Her grandmother died of lung and breast cancer when she was 4.
"It makes me feel happy to look at all the bows," 12-year-old Taylor Farrell said.
His grandfather and great uncle are currently fighting the disease. One has lost his voice, and the other is in a coma.
He isn't the only one who has had more than one family member affected.
Nine-year-old Christina Worrell's uncle has bladder cancer, and her 13-year-old cousin just found out he has Hodgkins lymphoma.
Cody Eatmon, 8, said that his grandpa and his uncle fought the disease.
And Harleigh Stafford, 12, had a grandfather who died and an aunt who has survived breast cancer.
Even those in the group who don't have family members who have had cancer find the bows as a way to support their friends.
"I think it's great," 13-year-old Timothy Williams said. "It makes other people feel better, and it makes you feel better because you are helping people."
"I think the bows are very cool because people talk about cancer survivors," 7-year-old Victoria Hines said.
Like 8-year-old Noah Ball's grandfather.
He has been a cancer survivor for 10 years, he said.
"He just bought a house for us to go fishing in," he said of his grandpa.
Every time that Phyllis or Jeff walk around their farm, they say a prayer for each person those bows represent.
"I say, 'God, please touch so-and-so today,'" she said.
They tell the children in their programs to do the same.
And Carol does it when she comes to the farm.
The bows have even brought a few unfamiliar faces to the farm.
"There was a family that pulled up the other day," Phyllis said. "We didn't know who they were. But somebody had bought a bow for them. They wanted to come see it.

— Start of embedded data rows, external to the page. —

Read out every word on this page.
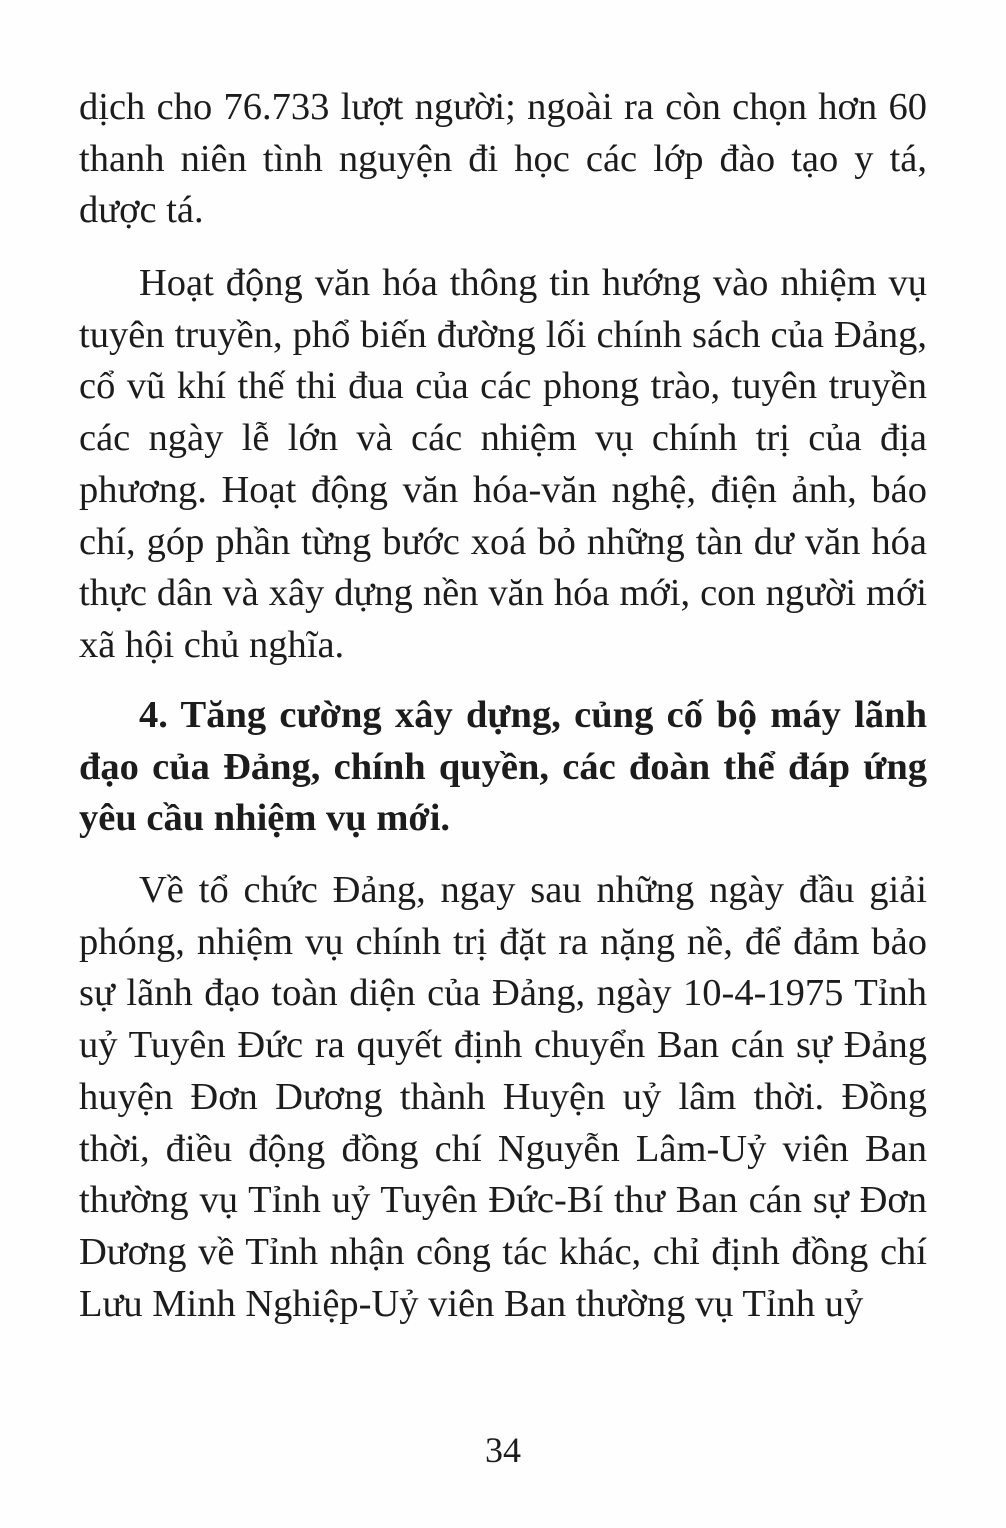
dịch cho 76.733 lượt người; ngoài ra còn chọn hơn 60 thanh niên tình nguyện đi học các lớp đào tạo y tá, dược tá.

Hoạt động văn hóa thông tin hướng vào nhiệm vụ tuyên truyền, phổ biến đường lối chính sách của Đảng, cổ vũ khí thế thi đua của các phong trào, tuyên truyền các ngày lễ lớn và các nhiệm vụ chính trị của địa phương. Hoạt động văn hóa-văn nghệ, điện ảnh, báo chí, góp phần từng bước xoá bỏ những tàn dư văn hóa thực dân và xây dựng nền văn hóa mới, con người mới xã hội chủ nghĩa.

4. Tăng cường xây dựng, củng cố bộ máy lãnh đạo của Đảng, chính quyền, các đoàn thể đáp ứng yêu cầu nhiệm vụ mới.

Về tổ chức Đảng, ngay sau những ngày đầu giải phóng, nhiệm vụ chính trị đặt ra nặng nề, để đảm bảo sự lãnh đạo toàn diện của Đảng, ngày 10-4-1975 Tỉnh uỷ Tuyên Đức ra quyết định chuyển Ban cán sự Đảng huyện Đơn Dương thành Huyện uỷ lâm thời. Đồng thời, điều động đồng chí Nguyễn Lâm-Uỷ viên Ban thường vụ Tỉnh uỷ Tuyên Đức-Bí thư Ban cán sự Đơn Dương về Tỉnh nhận công tác khác, chỉ định đồng chí Lưu Minh Nghiệp-Uỷ viên Ban thường vụ Tỉnh uỷ

34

"We just let them have their moment."
The bows cost $10 a piece, and all of the proceeds go toward Relay for Life of Wayne County.
If you want to purchase a purple bow to hang at Shiloh Farm Ministries, please contact Phyllis at 222-9549.
And with each bow purchase, Phyllis also will send out a card to the person or their family, telling them that there is a bow hanging for them at the farm.